"Bay Sullivan, az önce bu kişinin restoranınızın bir müşterisi olduğunu ve onu dışarı çıkarmasını isteyemeyeceğinizi söylediniz. Peki ya restoranınızın müşterisi değilse? O zaman onu dışarı atma yetkiniz var mı?" İş kıyafeti giyen kız onu durdurmadığını görünce, güzel kız Bay Sullivan'a bağırdı.

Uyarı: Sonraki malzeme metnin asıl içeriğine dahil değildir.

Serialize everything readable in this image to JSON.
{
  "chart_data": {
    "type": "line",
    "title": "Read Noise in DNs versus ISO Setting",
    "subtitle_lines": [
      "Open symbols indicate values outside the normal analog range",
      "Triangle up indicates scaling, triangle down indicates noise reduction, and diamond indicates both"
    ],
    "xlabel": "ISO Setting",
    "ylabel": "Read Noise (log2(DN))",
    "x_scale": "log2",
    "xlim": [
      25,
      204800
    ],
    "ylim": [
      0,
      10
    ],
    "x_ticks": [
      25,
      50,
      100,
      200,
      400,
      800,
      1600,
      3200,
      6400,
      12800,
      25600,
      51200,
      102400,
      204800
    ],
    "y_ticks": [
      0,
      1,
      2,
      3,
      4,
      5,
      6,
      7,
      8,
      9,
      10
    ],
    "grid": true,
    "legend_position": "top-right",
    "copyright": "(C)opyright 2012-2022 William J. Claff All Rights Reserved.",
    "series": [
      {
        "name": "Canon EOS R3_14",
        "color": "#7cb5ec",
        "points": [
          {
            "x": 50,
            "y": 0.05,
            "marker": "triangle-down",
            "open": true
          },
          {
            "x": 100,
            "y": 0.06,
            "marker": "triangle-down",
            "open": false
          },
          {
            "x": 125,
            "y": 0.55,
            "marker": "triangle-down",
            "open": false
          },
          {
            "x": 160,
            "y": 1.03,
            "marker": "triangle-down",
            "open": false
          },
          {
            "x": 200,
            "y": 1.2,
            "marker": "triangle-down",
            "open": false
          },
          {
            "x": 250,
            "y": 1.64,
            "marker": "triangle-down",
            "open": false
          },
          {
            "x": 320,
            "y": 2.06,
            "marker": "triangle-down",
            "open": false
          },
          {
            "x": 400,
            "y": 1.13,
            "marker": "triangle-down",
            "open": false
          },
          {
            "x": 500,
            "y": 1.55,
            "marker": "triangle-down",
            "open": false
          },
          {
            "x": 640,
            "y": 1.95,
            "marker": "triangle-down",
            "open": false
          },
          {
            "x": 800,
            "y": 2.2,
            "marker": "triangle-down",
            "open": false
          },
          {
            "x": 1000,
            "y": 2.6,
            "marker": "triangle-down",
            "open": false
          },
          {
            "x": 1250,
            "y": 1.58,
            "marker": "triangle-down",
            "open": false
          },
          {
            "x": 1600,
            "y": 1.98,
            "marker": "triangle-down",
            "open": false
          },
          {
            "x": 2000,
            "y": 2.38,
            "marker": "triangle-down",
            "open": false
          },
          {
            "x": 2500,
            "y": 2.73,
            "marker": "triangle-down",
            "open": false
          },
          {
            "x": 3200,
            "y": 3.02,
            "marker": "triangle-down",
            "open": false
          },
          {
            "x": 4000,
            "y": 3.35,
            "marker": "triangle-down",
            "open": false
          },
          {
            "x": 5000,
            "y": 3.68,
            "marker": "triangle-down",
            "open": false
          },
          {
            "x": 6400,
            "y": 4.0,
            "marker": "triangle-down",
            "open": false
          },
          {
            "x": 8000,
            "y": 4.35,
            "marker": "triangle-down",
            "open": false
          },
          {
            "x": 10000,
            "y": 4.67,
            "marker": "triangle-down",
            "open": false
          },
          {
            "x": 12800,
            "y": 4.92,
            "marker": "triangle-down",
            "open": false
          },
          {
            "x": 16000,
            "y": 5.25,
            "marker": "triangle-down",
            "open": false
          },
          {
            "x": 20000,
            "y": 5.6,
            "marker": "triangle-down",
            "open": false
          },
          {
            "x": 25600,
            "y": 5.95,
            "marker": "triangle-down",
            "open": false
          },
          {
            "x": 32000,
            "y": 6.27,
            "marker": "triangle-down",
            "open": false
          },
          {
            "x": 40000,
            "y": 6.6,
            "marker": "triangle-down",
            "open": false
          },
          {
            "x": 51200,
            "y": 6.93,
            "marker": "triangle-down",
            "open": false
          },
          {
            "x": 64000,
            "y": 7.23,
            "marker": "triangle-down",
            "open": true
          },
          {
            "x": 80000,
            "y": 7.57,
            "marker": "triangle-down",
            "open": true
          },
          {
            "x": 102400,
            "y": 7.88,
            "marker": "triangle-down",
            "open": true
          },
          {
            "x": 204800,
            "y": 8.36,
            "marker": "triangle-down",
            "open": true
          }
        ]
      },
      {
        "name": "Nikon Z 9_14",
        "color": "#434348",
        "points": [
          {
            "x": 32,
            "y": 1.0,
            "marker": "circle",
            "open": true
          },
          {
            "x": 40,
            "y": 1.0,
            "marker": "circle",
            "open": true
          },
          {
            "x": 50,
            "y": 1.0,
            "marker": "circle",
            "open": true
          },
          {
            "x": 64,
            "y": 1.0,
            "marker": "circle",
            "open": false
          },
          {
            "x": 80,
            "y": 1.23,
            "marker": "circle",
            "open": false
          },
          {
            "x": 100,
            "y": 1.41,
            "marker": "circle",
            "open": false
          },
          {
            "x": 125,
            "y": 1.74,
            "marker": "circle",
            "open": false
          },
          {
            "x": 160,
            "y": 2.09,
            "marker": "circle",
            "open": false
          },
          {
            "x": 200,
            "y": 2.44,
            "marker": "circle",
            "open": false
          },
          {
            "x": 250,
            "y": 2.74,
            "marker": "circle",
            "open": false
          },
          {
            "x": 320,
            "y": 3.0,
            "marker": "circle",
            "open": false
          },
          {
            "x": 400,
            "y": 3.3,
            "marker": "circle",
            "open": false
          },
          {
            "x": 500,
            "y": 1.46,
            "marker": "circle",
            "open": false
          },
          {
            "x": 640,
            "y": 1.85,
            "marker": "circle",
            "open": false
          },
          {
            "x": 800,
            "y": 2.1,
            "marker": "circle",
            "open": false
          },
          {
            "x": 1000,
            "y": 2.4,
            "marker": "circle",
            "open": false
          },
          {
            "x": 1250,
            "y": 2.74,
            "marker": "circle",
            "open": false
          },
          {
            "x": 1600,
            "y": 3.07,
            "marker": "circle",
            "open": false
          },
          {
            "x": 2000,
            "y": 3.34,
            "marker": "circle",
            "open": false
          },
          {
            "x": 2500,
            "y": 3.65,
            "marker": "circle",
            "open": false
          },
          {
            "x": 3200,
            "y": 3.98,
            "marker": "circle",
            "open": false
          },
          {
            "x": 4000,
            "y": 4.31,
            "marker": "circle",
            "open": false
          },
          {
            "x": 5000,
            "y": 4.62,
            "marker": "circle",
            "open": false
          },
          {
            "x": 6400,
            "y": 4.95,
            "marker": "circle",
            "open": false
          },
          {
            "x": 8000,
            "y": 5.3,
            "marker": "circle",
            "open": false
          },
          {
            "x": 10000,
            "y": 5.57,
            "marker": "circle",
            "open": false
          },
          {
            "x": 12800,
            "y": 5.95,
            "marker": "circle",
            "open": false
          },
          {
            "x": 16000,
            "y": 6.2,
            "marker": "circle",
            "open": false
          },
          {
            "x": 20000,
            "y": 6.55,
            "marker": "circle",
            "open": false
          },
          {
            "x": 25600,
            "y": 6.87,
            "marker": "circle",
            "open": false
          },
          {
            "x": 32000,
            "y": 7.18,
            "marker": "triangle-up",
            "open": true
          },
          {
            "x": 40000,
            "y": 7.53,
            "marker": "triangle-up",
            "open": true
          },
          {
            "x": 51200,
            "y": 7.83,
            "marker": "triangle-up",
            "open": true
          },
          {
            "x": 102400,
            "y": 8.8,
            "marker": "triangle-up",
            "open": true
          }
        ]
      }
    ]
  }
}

"Restoranımızın müşterisi değil mi?" Sullivan şaşkına döndü, bunu duyduğunda kafası karışmış görünüyordu. Sonuçta, öğle yemeği için değilse neden Yeni Yüzyıl Restoranı'nda olsundu ki? Restoran müdürü kafası karışmış bir halde, "Bununla ne demek istiyorsunuz, Bayan Phillips?" diye sordu.
"Bu kişiyi tanıyorum. O yemek dağıtımı yapan fakir bir incel. Sizce onun gibi biri bu restoranda yemek yemeyi karşılayabilir mi?" dedi güzel kız ısrarla.
Sullivan şaşkınlıkla Connor'a bakmaktan kendini alamadı.
"Ona bakın. O bir yoksul. Yeni Yüzyıl Restoranı'nda nasıl yemek yiyebilir ki?"
"Sanırım bu genç adam burada birini arıyor ya da başka bir amacı var, sanırım?"